Neurofibromatosis (NF) patients, families and friends celebrated the holidays with festive crafts, holiday music, caroling, cookies, hot cocoa and taking photos with Santa. The 1st annual event in Dallas, chose the Smith family as the ‘Cookies with Santa 2017 host family.’
The event also held a silent auction, a kissing booth, and a balloon artist that created holiday inspired balloons. Body art stations were available to the kids where they were able to receive temporary holiday tattoos and face paintings. The children were also able to build small wooden holiday houses along with other arts and crafts like drawings and paintings.
Neurofibromatosis, also called Recklinghausen’s disease, is a genetic disorder that is the uncontrolled growth of tumors along the nerves anywhere in the body, internal and external, and at any time throughout an individual’s life. It can cause learning disabilities, high blood pressure and epilepsy, and it can affect the development of the brain, cardiovascular system, bones and skin. NF can also result in disfigurement, deformity, deafness, blindness, brain tumors cancer and even death.
At the age of two, the Smith’s family daughter, Sasha Dwanyelle Smith, was diagnosed with NF. When she was born her parents noticed spots on her body that they initially thought were birthmarks. When she turned four, Sasha began to develop tiny neurofibromas throughout her body. They noticed that Sasha’s head was a little oversized and she was having some difficulty with her speech.
“It’s an honor and a privilege to talk about our daughter and put her story out there,” the mother of Sasha said. “We are just thankful for all of the support and the research going on,” the father of Sasha said. “It gives hope to a lot of families and a lot of kids. It’s promoting a lot of positive energy and we are happy to be a part of it.”
Several years ago, they started attending Texas NF support groups at Cooks Children’s Hospital, and it helped their family understand the disorder.
“This event is an opportunity to get our patients together who have NF,” Cindy Hahn, Executive Director of the Texas Neurofibromatosis Foundation said. “We have a silent auction as part of the fundraiser, and all of the proceeds that we raise will go back towards patient outreach for support groups.

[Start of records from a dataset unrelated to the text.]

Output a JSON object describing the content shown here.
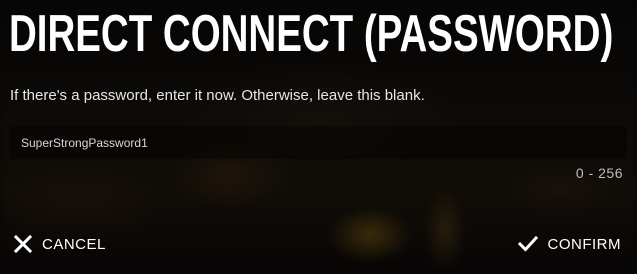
{
  "dialog": {
    "title": "DIRECT CONNECT (PASSWORD)",
    "instructions": "If there's a password, enter it now. Otherwise, leave this blank.",
    "password_field": {
      "value": "SuperStrongPassword1",
      "length_range": "0 - 256"
    },
    "actions": {
      "cancel": {
        "label": "CANCEL",
        "icon": "close-icon"
      },
      "confirm": {
        "label": "CONFIRM",
        "icon": "checkmark-icon"
      }
    }
  },
  "colors": {
    "text_primary": "#ffffff",
    "text_secondary": "#bdbdbd",
    "field_background": "rgba(0,0,0,0.35)"
  }
}
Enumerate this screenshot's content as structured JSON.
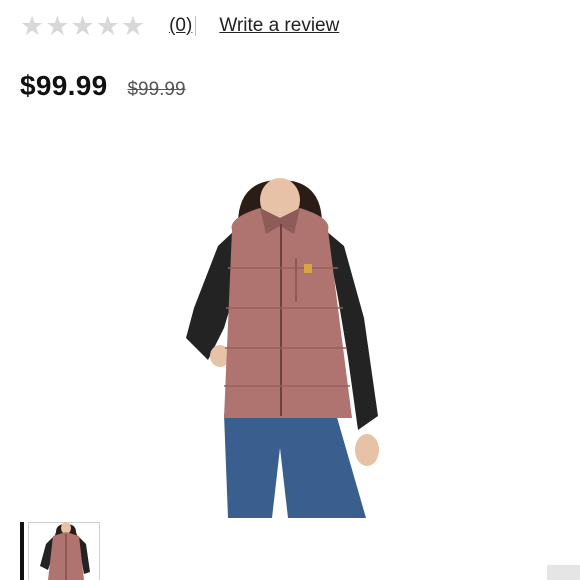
{
  "rating": {
    "stars": [
      "★",
      "★",
      "★",
      "★",
      "★"
    ],
    "stars_filled": 0,
    "review_count": "(0)",
    "write_review": "Write a review",
    "star_color": "#d8d8d8"
  },
  "price": {
    "current": "$99.99",
    "original": "$99.99"
  },
  "product": {
    "colors": {
      "vest": "#b07470",
      "vest_dark": "#8f5b58",
      "sleeves": "#232323",
      "jeans": "#3a5f8f",
      "skin": "#e7c2a6",
      "hair": "#2b1d16"
    }
  },
  "thumbnails": [
    {
      "selected": true
    }
  ]
}
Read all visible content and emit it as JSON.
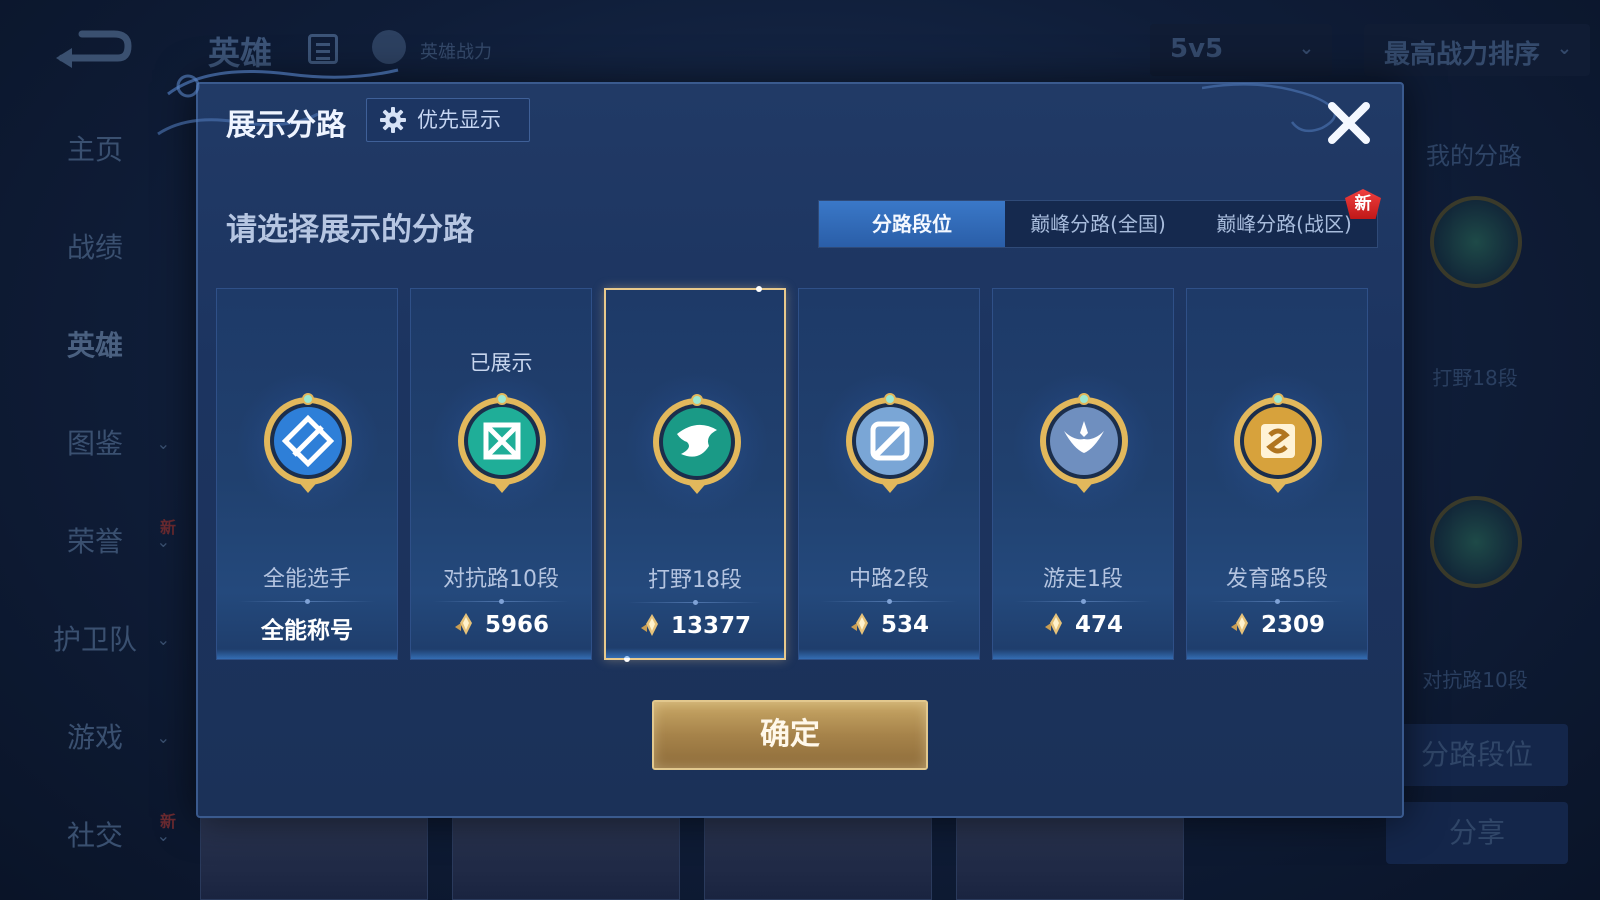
{
  "background": {
    "title": "英雄",
    "power_label": "英雄战力",
    "mode_select": "5v5",
    "sort_select": "最高战力排序",
    "nav": [
      {
        "label": "主页",
        "chevron": false,
        "new": false
      },
      {
        "label": "战绩",
        "chevron": false,
        "new": false
      },
      {
        "label": "英雄",
        "chevron": false,
        "new": false,
        "active": true
      },
      {
        "label": "图鉴",
        "chevron": true,
        "new": false
      },
      {
        "label": "荣誉",
        "chevron": true,
        "new": true
      },
      {
        "label": "护卫队",
        "chevron": true,
        "new": false
      },
      {
        "label": "游戏",
        "chevron": true,
        "new": false
      },
      {
        "label": "社交",
        "chevron": true,
        "new": true
      }
    ],
    "new_badge": "新",
    "right_panel": {
      "header": "我的分路",
      "lanes": [
        "打野18段",
        "对抗路10段"
      ],
      "lane_button": "分路段位",
      "share_button": "分享"
    }
  },
  "modal": {
    "title": "展示分路",
    "priority_button": "优先显示",
    "prompt": "请选择展示的分路",
    "tabs": [
      {
        "label": "分路段位",
        "active": true,
        "new": false
      },
      {
        "label": "巅峰分路(全国)",
        "active": false,
        "new": false
      },
      {
        "label": "巅峰分路(战区)",
        "active": false,
        "new": true
      }
    ],
    "tab_new_badge": "新",
    "cards": [
      {
        "lane": "全能选手",
        "score": "全能称号",
        "has_points": false,
        "shown_label": "",
        "selected": false,
        "emblem": "all-round-emblem-icon",
        "color": "#2e7fd8"
      },
      {
        "lane": "对抗路10段",
        "score": "5966",
        "has_points": true,
        "shown_label": "已展示",
        "selected": false,
        "emblem": "clash-lane-emblem-icon",
        "color": "#1fae98"
      },
      {
        "lane": "打野18段",
        "score": "13377",
        "has_points": true,
        "shown_label": "",
        "selected": true,
        "emblem": "jungle-emblem-icon",
        "color": "#1a9a86"
      },
      {
        "lane": "中路2段",
        "score": "534",
        "has_points": true,
        "shown_label": "",
        "selected": false,
        "emblem": "mid-lane-emblem-icon",
        "color": "#7aa6d6"
      },
      {
        "lane": "游走1段",
        "score": "474",
        "has_points": true,
        "shown_label": "",
        "selected": false,
        "emblem": "roam-emblem-icon",
        "color": "#6f8fbf"
      },
      {
        "lane": "发育路5段",
        "score": "2309",
        "has_points": true,
        "shown_label": "",
        "selected": false,
        "emblem": "farm-lane-emblem-icon",
        "color": "#d7a23c"
      }
    ],
    "confirm_button": "确定"
  }
}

It will also go to support clinics, Texas Children’s Hospital, and Cook’s Children’s.
“This is important because it brings patients who have NF together,” Hahn said. “Not a lot of patients have met others with NF, so this is a great way to bring fellowship and to enjoy the holidays together. They all really do feel like they are in one big family.
“We are hoping to grow this event. NF is a genetic disorder in which tumors grow on the nerve and it doesn’t get the awareness it really needs,” Hahn said. “This event is also an opportunity to raise awareness for NF, as well as to support our doctors, patients and clinications who work really hard for NF.”
Besides providing funds for research, the funds will also go to other activities for the children who have the NF disorder. The funds will also help support other symposiums and clinical education opportunities for the families. The Texas Neurofibromatosis Foundation will have grants where certain doctors who are involved in the NF research, are able to apply for the research grants.
NF is said to affect an estimated 100,000 people located the U.S., and it can affect all ethnic groups. There are three types of neurofibromatosis, NF1 usually begins while the patient is a child, and it represents 90 percent of cases. NF2 starts while the patient is a teenager, and it represents 10 percent of cases. It can lead to hearing and balance problems, and it can occur once in every 25,000 births. NF3 is called Schwannomatosis and it’s one of the rarest cases. The Children’s Tumor Foundation states that it occurs in every 40,000 births.